- Directed by: Harry Love
- Produced by: Charles Mintz
- Music by: Joe de Nat
- Animation by: Allen Rose Preston Blair
- Color process: Black and white
- Production company: The Charles Mintz Studio
- Distributed by: Columbia Pictures
- Release date: March 30, 1934;
- Running time: 6:12
- Language: English

= Bowery Daze =

Bowery Daze is a 1934 short animated film distributed by Columbia Pictures. The film is one of the many animated adaptations featuring Krazy Kat who started out as a comic strip character.

==Plot==
Krazy is a bartender of a tavern on the street of Bowery. He serves his patrons by filling their mugs with lager from barrels.

When the pianist of the place is done playing, Krazy conducts an orchestra to play some music. As the music plays, a stage act featuring dancing ladies takes place. The dancing ladies are fronted by none other than Krazy's spaniel girlfriend. Krazy's act is followed by one featuring a bass singer walrus singing a melancholy song.

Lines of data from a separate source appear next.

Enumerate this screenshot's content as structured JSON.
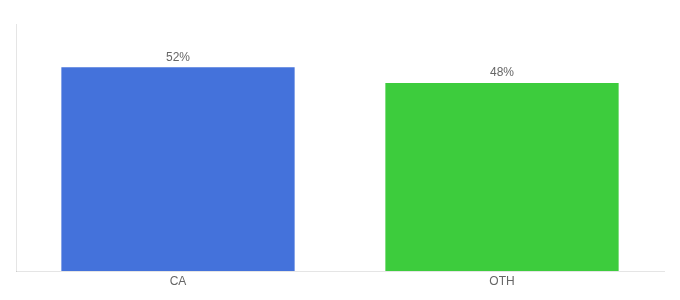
{
  "chart_data": {
    "type": "bar",
    "categories": [
      "CA",
      "OTH"
    ],
    "values": [
      52,
      48
    ],
    "value_labels": [
      "52%",
      "48%"
    ],
    "data_labels": true,
    "colors": [
      "#4472db",
      "#3dcc3d"
    ],
    "ylim": [
      0,
      63
    ],
    "grid": false,
    "tick_labels": "x"
  }
}
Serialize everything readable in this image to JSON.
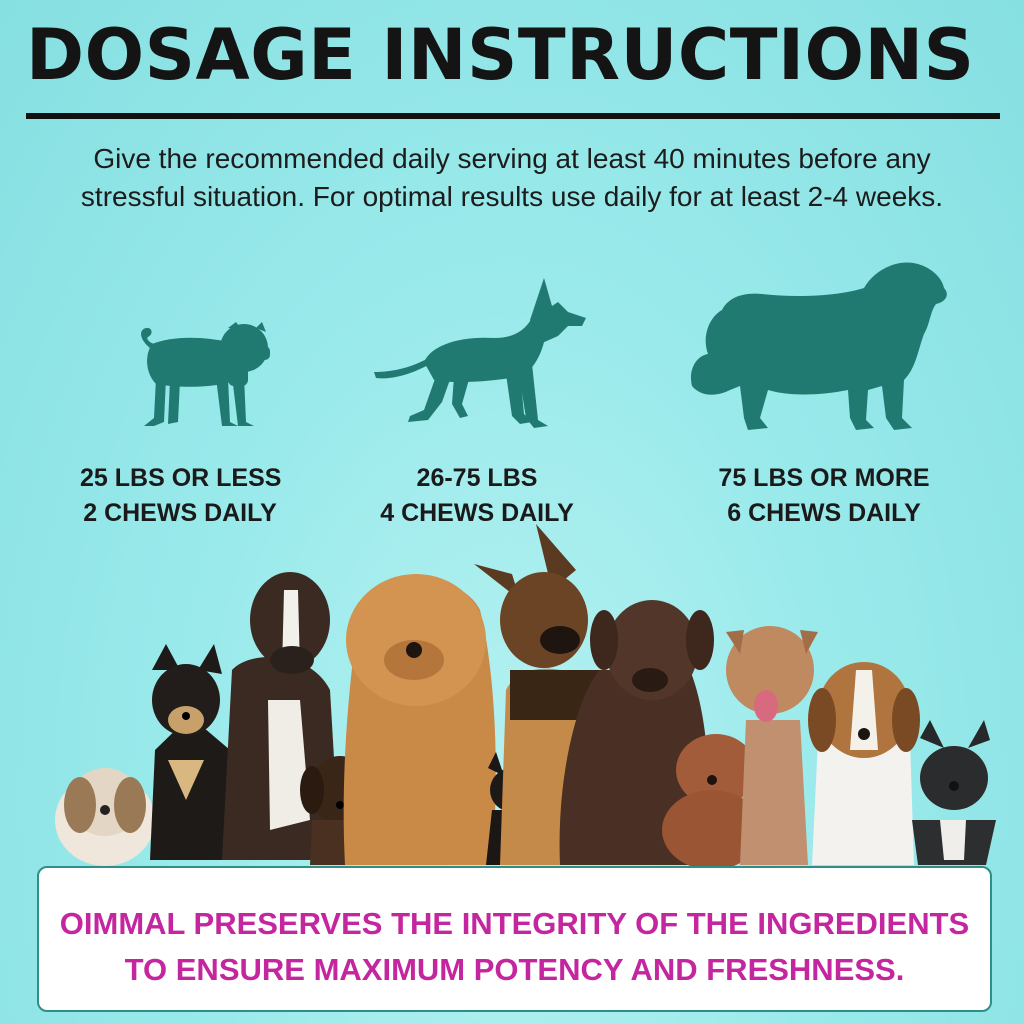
{
  "title": "DOSAGE INSTRUCTIONS",
  "intro": {
    "line1": "Give the recommended daily serving at least 40 minutes before any",
    "line2": "stressful situation. For optimal results use daily for at least 2-4 weeks."
  },
  "tiers": [
    {
      "weight": "25 LBS OR LESS",
      "dose": "2 CHEWS DAILY",
      "icon": "small-dog-silhouette-icon"
    },
    {
      "weight": "26-75 LBS",
      "dose": "4 CHEWS DAILY",
      "icon": "medium-dog-silhouette-icon"
    },
    {
      "weight": "75 LBS OR MORE",
      "dose": "6 CHEWS DAILY",
      "icon": "large-dog-silhouette-icon"
    }
  ],
  "banner": {
    "line1": "OIMMAL PRESERVES THE INTEGRITY OF THE INGREDIENTS",
    "line2": "TO ENSURE MAXIMUM POTENCY AND FRESHNESS."
  },
  "colors": {
    "background": "#9aeaeb",
    "silhouette": "#217a72",
    "banner_text": "#c3269e",
    "banner_border": "#2e8f88"
  }
}
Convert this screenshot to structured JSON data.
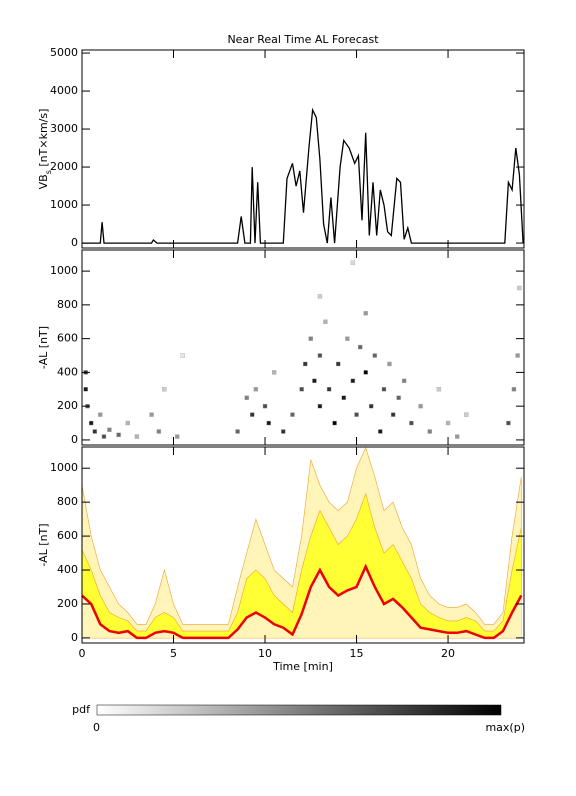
{
  "chart_data": [
    {
      "type": "line",
      "title": "Near Real Time AL Forecast",
      "ylabel": [
        "VB",
        "s",
        " [nT×km/s]"
      ],
      "x": [
        0,
        1.0,
        1.1,
        1.2,
        3.8,
        3.9,
        4.1,
        8.5,
        8.7,
        8.9,
        9.2,
        9.3,
        9.45,
        9.6,
        9.75,
        11,
        11.2,
        11.5,
        11.7,
        11.9,
        12.1,
        12.4,
        12.6,
        12.8,
        13.0,
        13.2,
        13.4,
        13.6,
        13.8,
        14.1,
        14.3,
        14.6,
        14.9,
        15.1,
        15.3,
        15.5,
        15.7,
        15.9,
        16.1,
        16.3,
        16.5,
        16.7,
        16.9,
        17.2,
        17.4,
        17.6,
        17.8,
        18.0,
        23.1,
        23.3,
        23.5,
        23.7,
        23.9,
        24.1
      ],
      "series": [
        {
          "color": "#000000",
          "values": [
            0,
            0,
            550,
            0,
            0,
            80,
            0,
            0,
            700,
            0,
            0,
            2000,
            0,
            1600,
            0,
            0,
            1700,
            2100,
            1500,
            1900,
            800,
            2500,
            3500,
            3300,
            2200,
            500,
            0,
            1200,
            0,
            2000,
            2700,
            2500,
            2100,
            2300,
            600,
            2900,
            200,
            1600,
            200,
            1400,
            1000,
            300,
            200,
            1700,
            1600,
            100,
            400,
            0,
            0,
            1600,
            1400,
            2500,
            1800,
            0
          ]
        }
      ],
      "xlim": [
        0,
        24.15
      ],
      "xticks": [
        0,
        5,
        10,
        15,
        20
      ],
      "ylim": [
        -130,
        5080
      ],
      "yticks": [
        0,
        1000,
        2000,
        3000,
        4000,
        5000
      ]
    },
    {
      "type": "heatmap",
      "ylabel": "-AL [nT]",
      "x": [
        0.2,
        0.2,
        0.3,
        0.5,
        0.7,
        1,
        1.2,
        1.5,
        2,
        2.5,
        3,
        3.8,
        4.2,
        4.5,
        5.2,
        5.5,
        8.5,
        9,
        9.3,
        9.5,
        10,
        10.2,
        10.5,
        11,
        11.5,
        12,
        12.2,
        12.5,
        12.7,
        13,
        13,
        13.3,
        13.5,
        13.8,
        14,
        14.3,
        14.5,
        14.8,
        15,
        15.2,
        15.5,
        15.5,
        15.8,
        16,
        16.3,
        16.5,
        16.8,
        17,
        17.3,
        17.6,
        18,
        18.5,
        19,
        19.5,
        20,
        20.5,
        21,
        23.3,
        23.6,
        23.8,
        23.9,
        14.8,
        13.0
      ],
      "y": [
        400,
        300,
        200,
        100,
        50,
        150,
        20,
        60,
        30,
        100,
        20,
        150,
        50,
        300,
        20,
        500,
        50,
        250,
        150,
        300,
        200,
        100,
        400,
        50,
        150,
        300,
        450,
        600,
        350,
        500,
        200,
        700,
        300,
        100,
        450,
        250,
        600,
        350,
        150,
        550,
        750,
        400,
        200,
        500,
        50,
        300,
        450,
        150,
        250,
        350,
        100,
        200,
        50,
        300,
        100,
        20,
        150,
        100,
        300,
        500,
        900,
        1050,
        850
      ],
      "p": [
        0.8,
        0.9,
        0.7,
        0.9,
        0.8,
        0.4,
        0.7,
        0.5,
        0.6,
        0.3,
        0.3,
        0.4,
        0.5,
        0.2,
        0.4,
        0.1,
        0.6,
        0.5,
        0.8,
        0.4,
        0.7,
        0.9,
        0.3,
        0.8,
        0.6,
        0.7,
        0.8,
        0.5,
        0.9,
        0.7,
        0.9,
        0.3,
        0.8,
        1,
        0.8,
        0.9,
        0.4,
        0.9,
        0.7,
        0.6,
        0.4,
        1,
        0.8,
        0.6,
        0.9,
        0.7,
        0.4,
        0.8,
        0.6,
        0.5,
        0.7,
        0.4,
        0.5,
        0.2,
        0.3,
        0.4,
        0.2,
        0.7,
        0.5,
        0.4,
        0.2,
        0.15,
        0.2
      ],
      "xlim": [
        0,
        24.15
      ],
      "xticks": [
        0,
        5,
        10,
        15,
        20
      ],
      "ylim": [
        -30,
        1125
      ],
      "yticks": [
        0,
        200,
        400,
        600,
        800,
        1000
      ]
    },
    {
      "type": "area",
      "ylabel": "-AL [nT]",
      "xlabel": "Time [min]",
      "x": [
        0,
        0.5,
        1,
        1.5,
        2,
        2.5,
        3,
        3.5,
        4,
        4.5,
        5,
        5.5,
        6,
        6.5,
        7,
        7.5,
        8,
        8.5,
        9,
        9.5,
        10,
        10.5,
        11,
        11.5,
        12,
        12.5,
        13,
        13.5,
        14,
        14.5,
        15,
        15.5,
        16,
        16.5,
        17,
        17.5,
        18,
        18.5,
        19,
        19.5,
        20,
        20.5,
        21,
        21.5,
        22,
        22.5,
        23,
        23.5,
        24
      ],
      "series": [
        {
          "color": "#fff5b8",
          "values": [
            900,
            600,
            400,
            300,
            200,
            150,
            80,
            80,
            200,
            400,
            200,
            80,
            80,
            80,
            80,
            80,
            80,
            300,
            500,
            700,
            550,
            400,
            350,
            300,
            600,
            1050,
            900,
            800,
            750,
            800,
            1000,
            1120,
            950,
            750,
            800,
            650,
            550,
            350,
            250,
            200,
            180,
            180,
            200,
            150,
            80,
            80,
            150,
            600,
            950
          ]
        },
        {
          "color": "#ffff33",
          "values": [
            520,
            400,
            250,
            150,
            120,
            100,
            40,
            40,
            120,
            150,
            120,
            40,
            40,
            40,
            40,
            40,
            40,
            150,
            350,
            400,
            350,
            250,
            200,
            150,
            400,
            600,
            750,
            650,
            550,
            600,
            700,
            850,
            650,
            500,
            550,
            450,
            350,
            200,
            150,
            120,
            100,
            100,
            120,
            100,
            40,
            40,
            100,
            400,
            650
          ]
        },
        {
          "color": "#ee0000",
          "values": [
            250,
            200,
            80,
            40,
            30,
            40,
            0,
            0,
            30,
            40,
            30,
            0,
            0,
            0,
            0,
            0,
            0,
            50,
            120,
            150,
            120,
            80,
            60,
            20,
            140,
            300,
            400,
            300,
            250,
            280,
            300,
            420,
            300,
            200,
            230,
            180,
            120,
            60,
            50,
            40,
            30,
            30,
            40,
            20,
            0,
            0,
            40,
            150,
            250
          ]
        }
      ],
      "xlim": [
        0,
        24.15
      ],
      "xticks": [
        0,
        5,
        10,
        15,
        20
      ],
      "ylim": [
        -30,
        1125
      ],
      "yticks": [
        0,
        200,
        400,
        600,
        800,
        1000
      ]
    },
    {
      "type": "colorbar",
      "label": "pdf",
      "tick_labels": [
        "0",
        "max(p)"
      ]
    }
  ]
}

Moments later, while Krazy and the spaniel are at a table chatting, a fat Onion Johnny comes in. The Onion Johnny takes the spaniel, and dances with her regardless of what she thinks. Krazy, who is a bit bothered, intervenes. When Krazy and the spaniel pummel at the Onion Johnny, the patrons hurl glassware around before going into a brawl. Eventually, the spaniel restrains the Onion Johnny in a corset.